We’re fickle creatures really: the number one way to motivate us to workout is a shiny new athleisure look. And yes, better health and all that is obviously an incentive too. But back to the clothes! Just like you need your daytime staples and nighttime showstoppers, what you wear for one activity will not always be appropriate for another.
Consider this your gym wear cheat sheet, in which we’ve done everything but the actual workout for you.
The beauty of these forms of movement is that minimal activewear is required. In most cases, you won’t even need footwear; hence taking classes before or after work is ideal. Who can argue with just throwing an easily foldable top/t-shirt, sports bra and leggings into their bag?
As there’s minimal sweating involved (unless you’ve a penchant for hot yoga) usually a tank in organic cotton or any kind of natural fabric will suffice. Generally speaking, a lot of people like something that’s airy and breathable, so look for details like low-cut sides or a scooped back.
Leggings-wise, for the past few years I have had an unwavering love for pairs by Girlfriend Collective. The fact that they’re made from recycled water bottles and produced in ethical factories is what first piqued my interest, but their insane softness and comfortably high-waisted fit sealed the deal. While they don’t currently ship their full collection (which goes up to size 6XL) to Ireland, you can order certain pieces from Reformation.
If you’re devoted to reformer Pilates or barre classes, remember that Amazon.co.uk is hard to beat for grippy socks.
Now we’re warming up. The premise of most gym or boutique fitness classes involves breaking a sweat. While comfort is key, we’re not talking raggedy old boyfriend tees here. Something that toes the line between not baggy and not too tight is the aim of the game here. Think: something that you’ll be OK jumping, squatting and (perhaps) crawling in.
Cotton isn’t the best idea. Remember getting into a pool with a t-shirt as a kid? You don’t want to replicate that feeling as a sweat-soaked adult. A gym top with mesh features or split hems is a good option, as it won’t trap perspiration.
High-waisted leggings are both flattering and practical for the many movements involved in a typical group fitness class. Look for extras like mesh behind the knee, sweat-wicking fabric and fast-dry options to keep you cool as a cucumber even when the cardio is making you want to cry.
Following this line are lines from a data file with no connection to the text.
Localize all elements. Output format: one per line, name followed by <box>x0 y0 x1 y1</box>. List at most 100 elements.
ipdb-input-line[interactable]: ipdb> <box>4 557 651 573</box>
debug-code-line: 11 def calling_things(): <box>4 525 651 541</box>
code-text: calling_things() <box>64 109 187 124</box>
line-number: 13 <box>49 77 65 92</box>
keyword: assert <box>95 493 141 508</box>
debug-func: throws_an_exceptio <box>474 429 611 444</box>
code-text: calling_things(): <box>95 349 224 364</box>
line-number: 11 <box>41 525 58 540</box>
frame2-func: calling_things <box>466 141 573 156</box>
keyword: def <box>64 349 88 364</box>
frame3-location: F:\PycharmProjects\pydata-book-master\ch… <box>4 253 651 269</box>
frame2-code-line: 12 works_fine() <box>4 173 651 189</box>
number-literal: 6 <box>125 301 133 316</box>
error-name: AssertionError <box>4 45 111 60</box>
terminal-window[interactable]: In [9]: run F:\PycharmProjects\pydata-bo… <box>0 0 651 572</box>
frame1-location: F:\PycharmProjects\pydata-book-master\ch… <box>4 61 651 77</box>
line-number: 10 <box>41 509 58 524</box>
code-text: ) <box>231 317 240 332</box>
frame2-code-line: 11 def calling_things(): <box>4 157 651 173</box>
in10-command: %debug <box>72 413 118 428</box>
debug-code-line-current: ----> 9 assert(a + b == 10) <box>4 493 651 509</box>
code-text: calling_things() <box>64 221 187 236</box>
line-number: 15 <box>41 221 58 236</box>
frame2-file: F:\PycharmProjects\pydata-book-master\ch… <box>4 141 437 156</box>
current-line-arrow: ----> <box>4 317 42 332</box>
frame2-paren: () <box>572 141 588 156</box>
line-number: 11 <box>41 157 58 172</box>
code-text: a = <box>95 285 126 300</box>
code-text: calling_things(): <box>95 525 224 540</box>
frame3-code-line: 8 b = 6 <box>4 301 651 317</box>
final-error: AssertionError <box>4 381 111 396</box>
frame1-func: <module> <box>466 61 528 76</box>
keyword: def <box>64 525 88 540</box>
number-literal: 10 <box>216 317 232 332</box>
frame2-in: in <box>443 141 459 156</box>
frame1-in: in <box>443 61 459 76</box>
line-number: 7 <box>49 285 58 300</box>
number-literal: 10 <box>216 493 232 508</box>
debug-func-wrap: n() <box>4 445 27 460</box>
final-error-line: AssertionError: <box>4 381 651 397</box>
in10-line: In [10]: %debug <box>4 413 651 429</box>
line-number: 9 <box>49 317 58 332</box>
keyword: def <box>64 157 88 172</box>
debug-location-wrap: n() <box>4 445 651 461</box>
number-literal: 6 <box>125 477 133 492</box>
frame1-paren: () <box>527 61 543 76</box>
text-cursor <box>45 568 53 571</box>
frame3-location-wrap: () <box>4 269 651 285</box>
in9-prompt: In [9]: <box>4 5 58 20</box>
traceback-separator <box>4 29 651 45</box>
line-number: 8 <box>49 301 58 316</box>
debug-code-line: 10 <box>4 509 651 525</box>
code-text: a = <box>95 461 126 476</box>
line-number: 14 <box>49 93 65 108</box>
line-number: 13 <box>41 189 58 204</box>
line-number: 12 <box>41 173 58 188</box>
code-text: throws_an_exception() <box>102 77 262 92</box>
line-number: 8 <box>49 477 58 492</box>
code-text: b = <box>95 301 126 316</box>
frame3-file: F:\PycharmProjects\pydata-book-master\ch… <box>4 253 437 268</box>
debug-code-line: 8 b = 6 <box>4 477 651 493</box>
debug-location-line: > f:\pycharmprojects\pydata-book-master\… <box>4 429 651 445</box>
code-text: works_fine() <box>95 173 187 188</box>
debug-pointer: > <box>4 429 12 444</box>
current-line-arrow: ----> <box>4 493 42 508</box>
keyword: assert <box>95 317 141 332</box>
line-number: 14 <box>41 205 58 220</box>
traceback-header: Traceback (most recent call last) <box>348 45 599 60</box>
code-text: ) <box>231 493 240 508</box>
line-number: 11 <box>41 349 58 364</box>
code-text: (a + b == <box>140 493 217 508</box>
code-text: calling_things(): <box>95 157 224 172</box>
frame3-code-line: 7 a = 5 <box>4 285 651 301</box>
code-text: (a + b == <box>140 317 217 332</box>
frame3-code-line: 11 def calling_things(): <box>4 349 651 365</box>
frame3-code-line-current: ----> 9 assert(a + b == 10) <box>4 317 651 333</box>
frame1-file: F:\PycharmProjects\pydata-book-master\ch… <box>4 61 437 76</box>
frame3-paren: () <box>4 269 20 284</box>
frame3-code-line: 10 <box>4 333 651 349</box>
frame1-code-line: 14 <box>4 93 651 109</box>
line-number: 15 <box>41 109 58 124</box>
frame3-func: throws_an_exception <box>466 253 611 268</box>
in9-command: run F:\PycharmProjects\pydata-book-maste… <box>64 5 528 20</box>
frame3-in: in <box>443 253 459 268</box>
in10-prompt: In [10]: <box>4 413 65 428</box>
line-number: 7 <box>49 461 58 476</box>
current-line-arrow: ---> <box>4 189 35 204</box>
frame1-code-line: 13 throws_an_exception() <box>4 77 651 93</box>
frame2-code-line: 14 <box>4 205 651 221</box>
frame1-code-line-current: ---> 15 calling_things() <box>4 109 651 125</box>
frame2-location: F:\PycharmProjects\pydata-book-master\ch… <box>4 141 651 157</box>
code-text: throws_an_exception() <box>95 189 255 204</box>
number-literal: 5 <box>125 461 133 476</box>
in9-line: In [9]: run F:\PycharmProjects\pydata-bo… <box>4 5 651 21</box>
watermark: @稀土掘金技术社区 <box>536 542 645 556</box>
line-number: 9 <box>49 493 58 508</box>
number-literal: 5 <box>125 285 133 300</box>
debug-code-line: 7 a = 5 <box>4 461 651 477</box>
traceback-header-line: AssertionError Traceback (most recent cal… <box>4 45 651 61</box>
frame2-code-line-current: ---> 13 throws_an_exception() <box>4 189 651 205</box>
If you’re going to go HAM in a HIIT class, you need a shoe that works as hard as you do. While a traditional running shoe isn’t ideal, something light with cushion and support is still necessary.
I don’t know about you, but one class that’s sure to bring the heat for me is an indoor cycling one. Anything that promises ventilation should be top of your to buy list.
While spinning is lower impact on the body, a supportive sports bra is still a requisite. I probably don’t need to explain why, but for spin rookies, let it be known that a typical class involves your body bouncing up and down in the saddle like you’re on a space hopper. Protect your boobs.
If you’re so inclined, a pair of capri leggings are a great option to keep your hard-working, quick-moving legs as minimally restricted as possible.
Again, no matter your fitness level, sweating is on the agenda here. A tank or crop top in performance-wear fabric that wicks away moisture will leave you comfortable as you finish your last hill climb.
When it comes to running, virtually the only cost involved is what you spend on your gear. It’s wise to invest in shoes from a reputable brand and preferably in a gait analysis assessment in order to determine the best fit for your foot rotation.
Considering it was only invented in 1977 (!!!) a supportive sports bra is also a non-negotiable for female runners. There can be a bit of trial and error required when it comes to finding the quintessential shape and style for your body type, but if you’ve ever wondered what brands some of the world’s leading Olympians and marathon runners swear by, look no further than this article.
While many female runners opt for shorts, thanks to Irish temperatures, running tights are usually more necessary. Look for sweat wicking material and a snug fit, rather than ones that are skin tight.